Spyro: Season of Ice is one of the first games I had for my Game Boy Advance SP, and to this day it's one I play constantly. Could it be that I adore it because of nostalgia? Yes, possibly - but I firmly believe it's still a highly entertaining game 22 years later. (Has it been that long? OK, that was a realisation I wasn't ready for ...) Anyway, with the recent periodic appearances the sunshine has made in the UK, I've found myself taking the Game Boy out into the garden to help guide the brave little purple dragon and his dragonfly companion on their quest to free the Fairies from being imprisoned in ice.

Travelling from realm to realm throughout the game keeps it from feeling, for lack of a better word, stale. Within each realm there are multiple levels to explore. Granted they are by no means huge realms, nor ones that are particularly complex to play by modern standards, but they are still thrilling. There are a huge variety of environments to explore, from the heat of Lava Prairie to the calming scenery in Twilight Bulb City. The four Fairy Worlds you venture to are filled with exciting places for you poke around in, and they are filled with plenty of Rhynocs for Spyro to headbutt into oblivion.

One realm that is my particular favourite is the Mermaid Coast in the Autumn Fairy World. In such a small area, there's plenty to find and the general feeling of the level is sheer joy. Whether it's running between the Lighthouses to put Spyro's flames to good use or charging through the sandcastles for kicks (my apologies to whoever built them in this realm), to this day Mermaid Coast never fails to put a smile on my face.

I could talk about Spyro: Season of Ice, or any Spyro Game Boy game for hours upon hours so I need to wrap this up here or this could be a very long feature!

Marie Pritchard

Zelda: Tears of the Kingdom, Switch

Hidden quests in Tears of the Kingdom.Watch on YouTube

This featurette contains a minor spoiler for Legend of Zelda: Tears of the Kingdom.

I can't stop cooking in Tears of the Kingdom. This is not because of the dishes produced, although some of them do look rather tempting. No, the reason I can't stop cooking is because of the way Link hums when he is waiting for his ingredients to blend together into one warming pot.

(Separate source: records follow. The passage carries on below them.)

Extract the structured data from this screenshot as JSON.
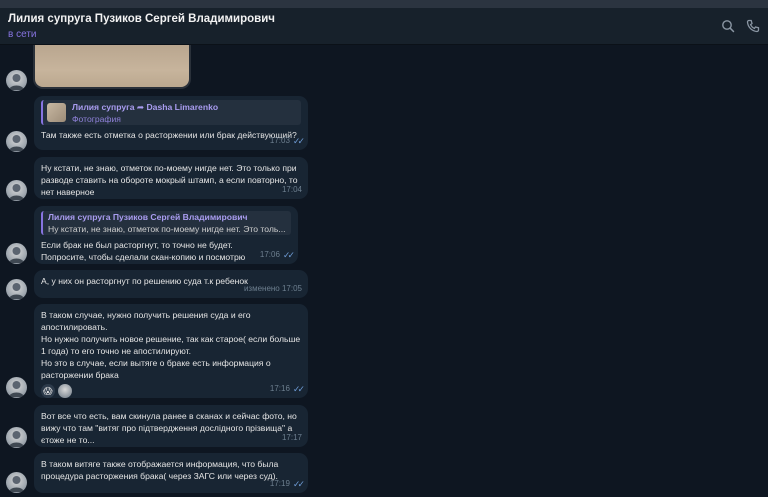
{
  "header": {
    "title": "Лилия супруга Пузиков Сергей Владимирович",
    "status": "в сети"
  },
  "messages": [
    {
      "quote_name": "Лилия супруга ➦ Dasha Limarenko",
      "quote_sub": "Фотография",
      "text": "Там также есть отметка о расторжении или брак действующий?",
      "time": "17:03"
    },
    {
      "text": "Ну кстати, не знаю, отметок по-моему нигде нет. Это только при\nразводе ставить на обороте мокрый штамп, а если повторно, то\nнет наверное",
      "time": "17:04"
    },
    {
      "quote_name": "Лилия супруга Пузиков Сергей Владимирович",
      "quote_text": "Ну кстати, не знаю, отметок по-моему нигде нет. Это толь...",
      "text": "Если брак не был расторгнут, то точно не будет.\nПопросите, чтобы сделали скан-копию и посмотрю",
      "time": "17:06"
    },
    {
      "text": "А, у них он расторгнут по решению суда т.к ребенок",
      "time": "изменено 17:05"
    },
    {
      "text": "В таком случае, нужно получить решения суда и его\nапостилировать.\nНо нужно получить новое решение, так как старое( если больше\n1 года) то его точно не апостилируют.\nНо это в случае, если вытяге о браке есть информация о\nрасторжении брака",
      "reaction": "😱",
      "time": "17:16"
    },
    {
      "text": "Вот все что есть, вам скинула ранее в сканах и сейчас фото, но\nвижу что там \"витяг про підтвердження дослідного прізвища\" а\nєтоже не то...",
      "time": "17:17"
    },
    {
      "text": "В таком витяге также отображается информация, что была\nпроцедура расторжения брака( через ЗАГС или через суд).",
      "time": "17:19"
    }
  ],
  "colors": {
    "background": "#0e1621",
    "bubble": "#182533",
    "accent": "#8774e1",
    "ticks": "#6e9bd4"
  }
}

At first, I didn't think too much about the hum specifically. I just enjoyed the fact that Link, a young hero once again burdened with finding Princess Zelda and saving the kingdom, was able to find some serenity over a cooking pot. It is incredibly calming, and a very human reaction from The Legend of Zelda's stoic protagonist. It's a little glimmer into the personality that hides behind the silence. I remember enjoying these moments in Breath of the Wild, as well, for much the same reason.

But then, I listened closer to these Tears of the Kingdom tunes and realised some of the melodies Link was humming were themes from other Zelda titles. The Ballad of the Wind Fish, Zelda's Lullaby, Saria's Song (or, how I still sing it in my head after all these years: down, right, left, down, right, left). What a charming little Easter egg Nintendo has added.

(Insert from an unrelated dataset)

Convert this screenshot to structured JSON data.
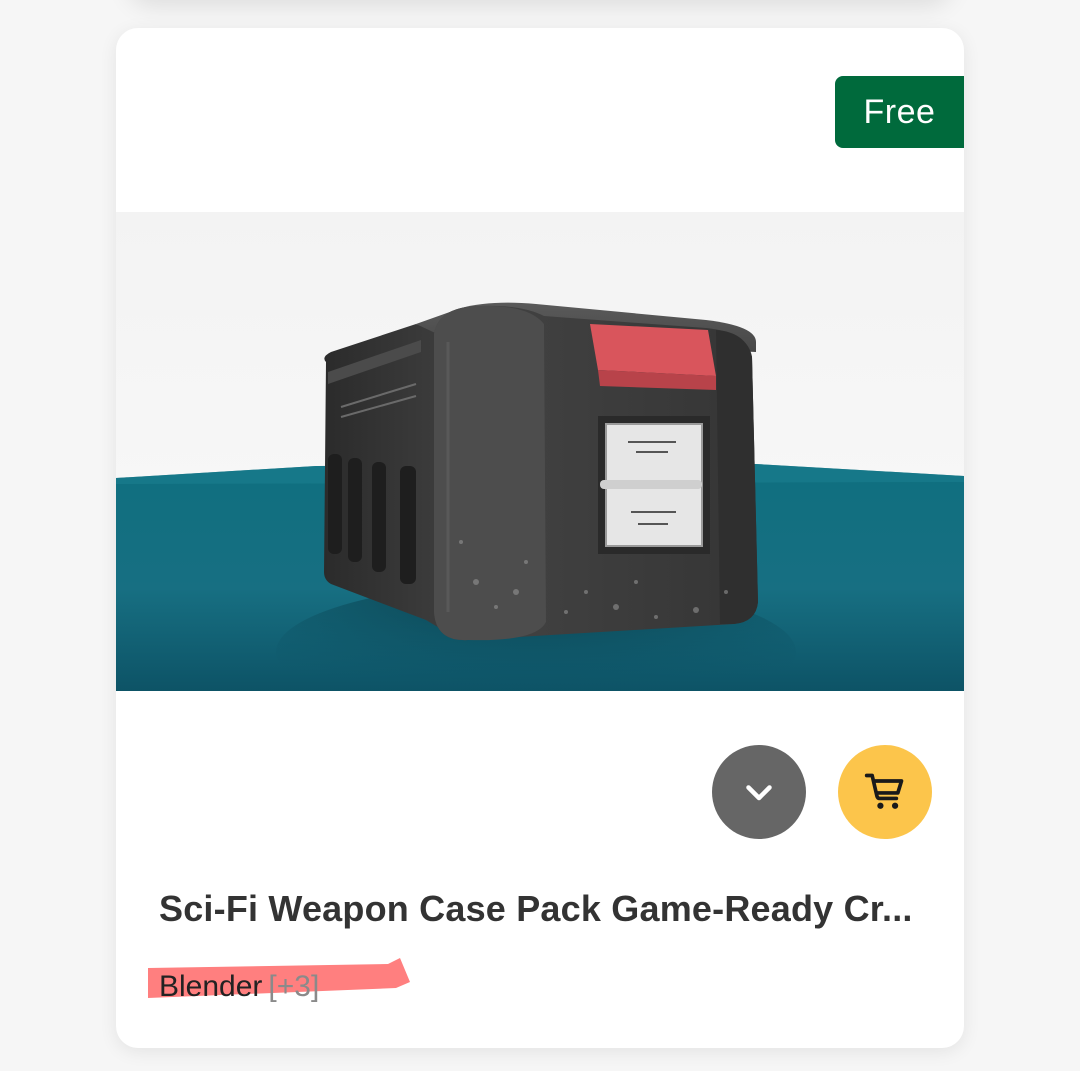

I haven't progressed very far in Tears of the Kingdom's main story yet, and that doesn't matter. I am just savouring the warm glow that comes from returning to a beloved series, and discovering that it can still surprise me in the most wonderful and unexpected ways.

I am sure I will eventually get around to fighting Ganondorf, and 'complete' Tears of the Kingdom. But, for now, I am more than happy to enjoy the slower pace that Hyrule can offer, and that includes humming along with Link over a simmering pot of sauteed peppers.